28 June 2012

A new word in my personal lexicon

Regular readers will know that I have been spending a fair bit of time attending to my last surviving uncle (He lives with my mum and dad) who was taken ill and rushed to hospital two weeks ago. He spent a week in hospital and was discharged last Thursday.  I did not get the opportunity opportunity to speak to any of the doctors treating him in Hospital and Denis himself did not really understand what the doctors told him. It was only the following day that I discovered his diagnosis; he had forgotten to bring the medicines prescribed to him while at hospital and a copy of the discharge letter sent to his GP was included with them. Having a good (if rather old) grounding in mammalian physiology I knew I was better placed to understand the letter than my uncle or my parents.

The diagnosis was not so bad - obstructive jaundice. That was relieved during his stay by insertion of a stent into his bile duct. The second diagnosis was a rather more serious and which added the new word to my lexicon.

I had never heard of Cholangiocarcinoma before although it was not too hard to work out what it was what with carcinoma meaning cancer and cholangio referring to the bile ducts,  It was not hard to ind useful information about the cancer on the internet. AMMF a charity devoted to this particular form of cancer was particularly helpful.

The problem with Cholangiocarcinoma is that it is uncommon and a bugger to diagnose. The symptoms are similar to several other conditions. As a result it is often not identified until the cancer is in a later stage. The only reliable treatment is surgery and only if the cancer presented early. The doctors treating Denis in hospital have decided that surgery is not an option so he will receive either chemo- or radiotherapy. This indicates that any treatment will be aimed at giving better life quality than curing the cancer.

Persons with Cholangiocarcinoma where surgery is not an option have a life expectancy of six months to a year. Our main priority will be to ensure he is as comfortable as possible during this time

I have been extremely fortunate still to have my parents (dad is 86 and mum is 84 next month) Denis will be 83 next month. They have outlived the vast majority of their friends. All of them are pleasantly surprised that they have lived so long. I am blessed to still have two parents in my 50th year.


Claude said...

I'm so sorry. Let's hope the stent and radiotherapy will help Uncle Dennis. Chemotherapy can be a dreadful treatment to endure, and not worth the intense after discomfort.

You're all in my heart and prayers.

jams o donnell said...

Thanks Claude. The stent did improve things but obviously won't be anything but a palliative.

I hope that whatever the oncologists do it provides him with a decent quality of life

nursemyra said...

So are you the only one in the family who knows the diagnosis?

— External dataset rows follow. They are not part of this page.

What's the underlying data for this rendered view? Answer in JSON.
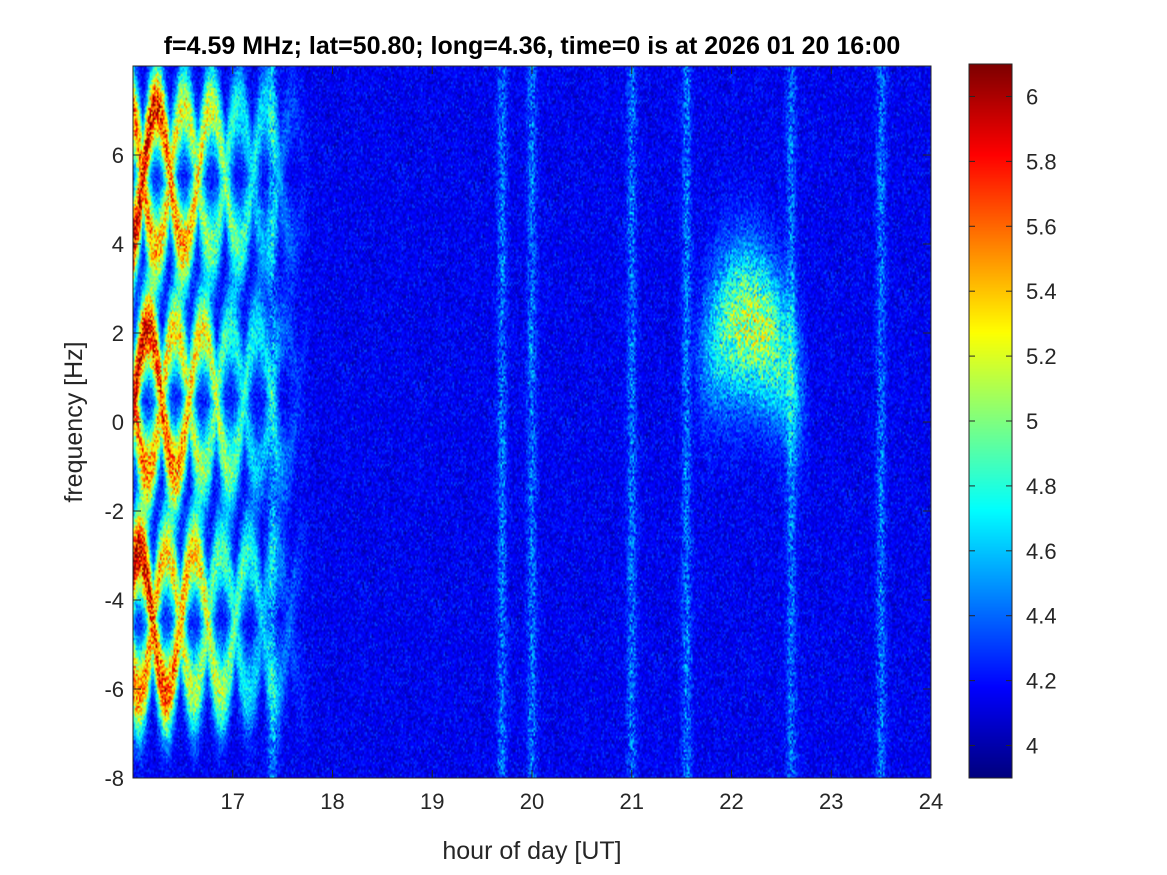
{
  "chart_data": {
    "type": "heatmap",
    "title": "f=4.59 MHz;  lat=50.80; long=4.36, time=0 is at 2026 01 20 16:00",
    "xlabel": "hour of day [UT]",
    "ylabel": "frequency [Hz]",
    "xlim": [
      16,
      24
    ],
    "ylim": [
      -8,
      8
    ],
    "x_ticks": [
      17,
      18,
      19,
      20,
      21,
      22,
      23,
      24
    ],
    "y_ticks": [
      -8,
      -6,
      -4,
      -2,
      0,
      2,
      4,
      6
    ],
    "colormap": "jet",
    "clim": [
      3.9,
      6.1
    ],
    "colorbar_ticks": [
      4,
      4.2,
      4.4,
      4.6,
      4.8,
      5,
      5.2,
      5.4,
      5.6,
      5.8,
      6
    ],
    "background_level": 4.15,
    "features": [
      {
        "desc": "strong oscillating traces",
        "x_range": [
          16.0,
          17.8
        ],
        "y_centers": [
          5.5,
          0.5,
          -4.5
        ],
        "peak": 6.0
      },
      {
        "desc": "weaker diffuse trace",
        "x_range": [
          21.6,
          22.8
        ],
        "y_range": [
          -1,
          3.5
        ],
        "peak": 5.2
      },
      {
        "desc": "vertical striations",
        "x_positions": [
          17.4,
          19.7,
          20.0,
          21.0,
          21.55,
          22.6,
          23.5
        ],
        "peak": 4.8
      }
    ]
  },
  "ui": {
    "title": "f=4.59 MHz;  lat=50.80; long=4.36, time=0 is at 2026 01 20 16:00",
    "xlabel": "hour of day [UT]",
    "ylabel": "frequency [Hz]"
  }
}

Syncopated Eyeball said...

I'm sorry, Shaun, I've had no idea this was happening due to not being online very much in the last couple of weeks. I wish your uncle Dennis every peace possible.

susan said...

I knew someone close to you was ill Shaun, but not who. I hope your Uncle Denis can be kept comfortable during his treatment and is at peace with the long term prognosis.

I also hope that it wasn't you who had to tell him and your parents what the doctors have determined. My mother was 87 when her doctor told her she had lung cancer and asked if she wanted treatment. She said no and went on to live another 18 contented months.

May your parents and your uncle be with you much longer.

jams o donnell said...

Thanks everyone. This is new territory for me. It is a blessing that I never had to face something like this before.

Nursie I told my father on the same day I worked out the consequences of his diagnosis. He had an appointment with the gastroenterologist on Tuesday who told Denis. I told mum after the appointment.

CherryPie said...

I am sorry to hear your uncles diagnosis and I hope that he keeps his quality of life.

Make sure that lots of questions are asked about the different treatments and the pros and cons, as Claude said Chemotherapy can be very severe.

jams o donnell said...

We wilknow what the oncologist proposess next week. There are pros and cons but none of them will cure the cancer only retard its progress

SnoopyTheGoon said...

Sorry to hear this. I hope that your uncle's remaining time will be made as easy as possible.

jams o donnell said...

Thanks Snoopy. That's our plan

Helen Morement said...

Hi Shaun

We came across your blog today quite by chance and were very sorry to hear your uncle had been diagnosed with cholangiocarcinoma.

Many thanks for the kind comment re AMMF's website - our aims are to raise awareness, provide information, and to encourage and support research.

Thank you for doing your bit to raise awareness.

Best regards

Helen Morement
Chairman / Trustee

jams o donnell said...

You're welcome.Your site was very helpful. Sadly the cancer took him in mid august.